Re: [PATCH 0/9] iommu: Refactor flush queues into iommu-dma

From: John Garry
Date: Wed Nov 24 2021 - 12:21:57 EST


On 23/11/2021 14:10, Robin Murphy wrote:
As promised, this series cleans up the flush queue code and streamlines
it directly into iommu-dma. Since we no longer have per-driver DMA ops
implementations, a lot of the abstraction is now no longer necessary, so
there's a nice degree of simplification in the process. Un-abstracting
the queued page freeing mechanism is also the perfect opportunity to
revise which struct page fields we use so we can be better-behaved
from the MM point of view, thanks to Matthew.

These changes should also make it viable to start using the gather
freelist in io-pgtable-arm, and eliminate some more synchronous
invalidations from the normal flow there, but that is proving to need a
bit more careful thought than I have time for in this cycle, so I've
parked that again for now and will revisit it in the new year.

For convenience, branch at:
https://gitlab.arm.com/linux-arm/linux-rm/-/tree/iommu/iova

I've build-tested for x86_64, and boot-tested arm64 to the point of
confirming that put_pages_list() gets passed a valid empty list when
flushing, while everything else still works.
My interest is in patches 2, 3, 7, 8, 9, and they look ok. I did a bit of testing for strict and non-strict mode on my arm64 system and no problems.
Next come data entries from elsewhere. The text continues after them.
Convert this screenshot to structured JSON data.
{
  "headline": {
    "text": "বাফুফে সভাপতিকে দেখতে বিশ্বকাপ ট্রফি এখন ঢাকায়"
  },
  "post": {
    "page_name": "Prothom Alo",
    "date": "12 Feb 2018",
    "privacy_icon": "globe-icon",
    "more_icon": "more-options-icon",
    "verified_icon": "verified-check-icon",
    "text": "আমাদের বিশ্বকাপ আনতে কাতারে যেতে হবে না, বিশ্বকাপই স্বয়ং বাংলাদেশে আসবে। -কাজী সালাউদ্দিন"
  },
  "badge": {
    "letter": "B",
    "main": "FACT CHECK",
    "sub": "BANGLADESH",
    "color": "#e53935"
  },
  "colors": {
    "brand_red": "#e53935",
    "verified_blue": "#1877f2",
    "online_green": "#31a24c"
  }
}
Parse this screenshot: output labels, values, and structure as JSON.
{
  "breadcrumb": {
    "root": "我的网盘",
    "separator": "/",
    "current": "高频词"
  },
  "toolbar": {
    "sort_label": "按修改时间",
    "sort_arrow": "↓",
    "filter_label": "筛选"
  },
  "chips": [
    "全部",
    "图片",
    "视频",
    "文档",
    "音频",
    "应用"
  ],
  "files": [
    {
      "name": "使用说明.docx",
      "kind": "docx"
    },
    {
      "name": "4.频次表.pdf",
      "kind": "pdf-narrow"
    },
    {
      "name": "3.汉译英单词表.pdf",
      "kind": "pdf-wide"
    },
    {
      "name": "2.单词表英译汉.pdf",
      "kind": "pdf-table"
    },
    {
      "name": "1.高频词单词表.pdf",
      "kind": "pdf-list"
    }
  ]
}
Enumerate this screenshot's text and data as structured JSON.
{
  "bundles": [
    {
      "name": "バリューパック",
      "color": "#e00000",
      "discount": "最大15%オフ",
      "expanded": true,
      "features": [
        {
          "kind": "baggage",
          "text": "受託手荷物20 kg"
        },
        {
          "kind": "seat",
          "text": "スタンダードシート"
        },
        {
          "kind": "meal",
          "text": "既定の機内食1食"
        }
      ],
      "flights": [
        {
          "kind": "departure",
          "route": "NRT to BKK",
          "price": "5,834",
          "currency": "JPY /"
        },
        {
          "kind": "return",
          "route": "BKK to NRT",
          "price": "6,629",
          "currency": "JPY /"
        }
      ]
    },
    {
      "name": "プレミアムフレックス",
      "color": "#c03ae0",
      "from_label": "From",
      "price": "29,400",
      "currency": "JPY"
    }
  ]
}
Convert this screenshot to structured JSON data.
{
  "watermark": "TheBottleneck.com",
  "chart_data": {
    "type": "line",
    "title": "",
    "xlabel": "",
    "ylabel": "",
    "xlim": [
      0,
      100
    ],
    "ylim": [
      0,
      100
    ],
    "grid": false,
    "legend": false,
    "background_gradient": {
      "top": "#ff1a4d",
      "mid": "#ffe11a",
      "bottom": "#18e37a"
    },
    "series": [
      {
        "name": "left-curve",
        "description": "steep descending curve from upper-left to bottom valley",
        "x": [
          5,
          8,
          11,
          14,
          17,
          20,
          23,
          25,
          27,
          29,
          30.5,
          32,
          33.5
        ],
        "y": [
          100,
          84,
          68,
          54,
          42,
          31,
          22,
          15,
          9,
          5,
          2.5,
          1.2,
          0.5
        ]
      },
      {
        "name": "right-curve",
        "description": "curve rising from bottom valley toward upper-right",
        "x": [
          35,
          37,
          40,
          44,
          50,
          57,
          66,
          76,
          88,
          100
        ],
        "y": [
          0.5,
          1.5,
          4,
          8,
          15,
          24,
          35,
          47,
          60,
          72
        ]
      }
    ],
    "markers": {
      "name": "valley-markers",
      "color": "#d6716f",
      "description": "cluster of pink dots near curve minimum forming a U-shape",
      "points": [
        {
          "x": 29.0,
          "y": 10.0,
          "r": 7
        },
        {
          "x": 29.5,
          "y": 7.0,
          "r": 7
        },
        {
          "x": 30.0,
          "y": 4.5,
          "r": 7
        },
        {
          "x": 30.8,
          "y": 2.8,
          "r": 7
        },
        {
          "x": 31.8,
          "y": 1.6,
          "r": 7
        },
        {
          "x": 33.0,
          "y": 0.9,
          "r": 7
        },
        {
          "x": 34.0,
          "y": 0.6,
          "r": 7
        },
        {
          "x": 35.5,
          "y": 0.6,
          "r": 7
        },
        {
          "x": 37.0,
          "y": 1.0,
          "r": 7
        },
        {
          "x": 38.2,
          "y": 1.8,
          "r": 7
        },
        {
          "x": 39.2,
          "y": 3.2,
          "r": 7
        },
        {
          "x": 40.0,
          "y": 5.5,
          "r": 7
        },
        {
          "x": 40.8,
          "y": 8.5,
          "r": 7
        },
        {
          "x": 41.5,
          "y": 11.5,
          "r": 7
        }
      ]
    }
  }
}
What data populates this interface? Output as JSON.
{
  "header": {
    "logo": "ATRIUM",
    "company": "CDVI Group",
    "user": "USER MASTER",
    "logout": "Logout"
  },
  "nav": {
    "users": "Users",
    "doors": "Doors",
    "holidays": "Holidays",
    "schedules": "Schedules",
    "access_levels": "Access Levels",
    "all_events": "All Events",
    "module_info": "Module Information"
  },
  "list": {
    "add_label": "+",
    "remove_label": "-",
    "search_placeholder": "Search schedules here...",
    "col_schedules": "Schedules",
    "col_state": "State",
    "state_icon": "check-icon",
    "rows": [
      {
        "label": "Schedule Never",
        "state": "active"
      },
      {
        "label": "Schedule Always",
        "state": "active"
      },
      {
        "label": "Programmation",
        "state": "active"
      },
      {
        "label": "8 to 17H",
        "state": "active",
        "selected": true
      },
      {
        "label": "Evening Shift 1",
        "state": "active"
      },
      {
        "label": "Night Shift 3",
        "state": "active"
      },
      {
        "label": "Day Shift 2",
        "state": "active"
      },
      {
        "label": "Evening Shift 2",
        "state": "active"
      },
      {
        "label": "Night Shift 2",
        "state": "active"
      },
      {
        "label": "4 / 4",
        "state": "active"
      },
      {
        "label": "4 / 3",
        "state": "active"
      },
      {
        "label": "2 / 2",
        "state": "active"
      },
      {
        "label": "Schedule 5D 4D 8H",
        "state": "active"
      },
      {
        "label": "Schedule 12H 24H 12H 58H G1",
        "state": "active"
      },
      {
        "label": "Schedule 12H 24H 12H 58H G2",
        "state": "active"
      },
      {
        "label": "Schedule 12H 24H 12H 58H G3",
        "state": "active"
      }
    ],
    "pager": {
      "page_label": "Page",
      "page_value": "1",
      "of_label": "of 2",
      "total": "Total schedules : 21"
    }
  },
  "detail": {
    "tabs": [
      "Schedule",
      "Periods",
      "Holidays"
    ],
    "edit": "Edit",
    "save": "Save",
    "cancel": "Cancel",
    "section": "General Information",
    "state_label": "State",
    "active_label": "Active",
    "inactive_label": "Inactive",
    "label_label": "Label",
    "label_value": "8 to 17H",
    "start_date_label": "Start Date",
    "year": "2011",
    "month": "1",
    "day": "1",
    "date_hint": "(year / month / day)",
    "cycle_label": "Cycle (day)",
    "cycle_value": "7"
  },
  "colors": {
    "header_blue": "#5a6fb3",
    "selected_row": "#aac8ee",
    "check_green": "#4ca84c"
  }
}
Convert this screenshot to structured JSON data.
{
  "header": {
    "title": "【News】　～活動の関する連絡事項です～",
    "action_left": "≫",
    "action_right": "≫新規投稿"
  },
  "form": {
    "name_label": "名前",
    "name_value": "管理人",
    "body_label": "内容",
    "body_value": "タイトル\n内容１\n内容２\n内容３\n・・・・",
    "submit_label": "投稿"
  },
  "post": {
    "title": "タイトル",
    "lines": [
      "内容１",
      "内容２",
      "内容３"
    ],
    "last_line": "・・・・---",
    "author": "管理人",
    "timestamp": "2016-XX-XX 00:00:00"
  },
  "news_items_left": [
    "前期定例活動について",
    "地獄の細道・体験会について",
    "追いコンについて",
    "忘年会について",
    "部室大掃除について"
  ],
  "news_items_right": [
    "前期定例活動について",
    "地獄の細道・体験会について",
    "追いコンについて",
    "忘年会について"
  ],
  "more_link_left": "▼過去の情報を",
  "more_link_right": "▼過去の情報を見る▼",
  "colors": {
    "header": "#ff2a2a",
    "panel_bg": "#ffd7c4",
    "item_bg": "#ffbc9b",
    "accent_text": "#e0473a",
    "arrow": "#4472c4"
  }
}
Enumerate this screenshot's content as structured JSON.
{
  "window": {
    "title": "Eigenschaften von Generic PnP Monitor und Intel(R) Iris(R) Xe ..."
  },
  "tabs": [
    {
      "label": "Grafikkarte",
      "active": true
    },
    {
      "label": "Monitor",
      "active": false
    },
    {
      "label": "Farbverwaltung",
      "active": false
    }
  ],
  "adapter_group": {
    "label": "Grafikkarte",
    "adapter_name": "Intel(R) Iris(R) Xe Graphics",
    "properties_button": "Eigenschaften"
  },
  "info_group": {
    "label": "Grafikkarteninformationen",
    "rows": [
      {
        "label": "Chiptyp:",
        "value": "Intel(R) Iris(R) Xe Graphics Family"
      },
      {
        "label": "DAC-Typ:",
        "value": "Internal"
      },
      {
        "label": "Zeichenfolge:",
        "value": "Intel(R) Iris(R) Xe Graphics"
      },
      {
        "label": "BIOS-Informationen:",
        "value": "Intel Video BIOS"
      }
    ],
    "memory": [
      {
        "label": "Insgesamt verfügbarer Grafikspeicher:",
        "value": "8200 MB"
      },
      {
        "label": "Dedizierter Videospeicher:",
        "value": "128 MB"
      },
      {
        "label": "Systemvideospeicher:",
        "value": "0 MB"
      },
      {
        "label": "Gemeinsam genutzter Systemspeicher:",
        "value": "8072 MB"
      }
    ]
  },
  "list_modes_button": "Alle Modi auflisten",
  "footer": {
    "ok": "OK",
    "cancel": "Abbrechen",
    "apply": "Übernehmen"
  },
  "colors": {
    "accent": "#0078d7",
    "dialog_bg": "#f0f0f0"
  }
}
Apart from this, I noticed that one possible optimization could be to avoid so many reads of fq_flush_finish_cnt, as we seem to have a pattern of fq_flush_iotlb()->atomic64_inc(fq_flush_finish_cnt) followed by a read of fq_flush_finish_cnt in fq_ring_free(), so we could use atomic64_inc_return(fq_flush_finish_cnt) and reuse the value. I think that any racing in fq_flush_finish_cnt accesses are latent, but maybe there is a flaw in this. However I tried something along these lines and got a 2.4% throughput gain for my storage scenario.

Thanks,
John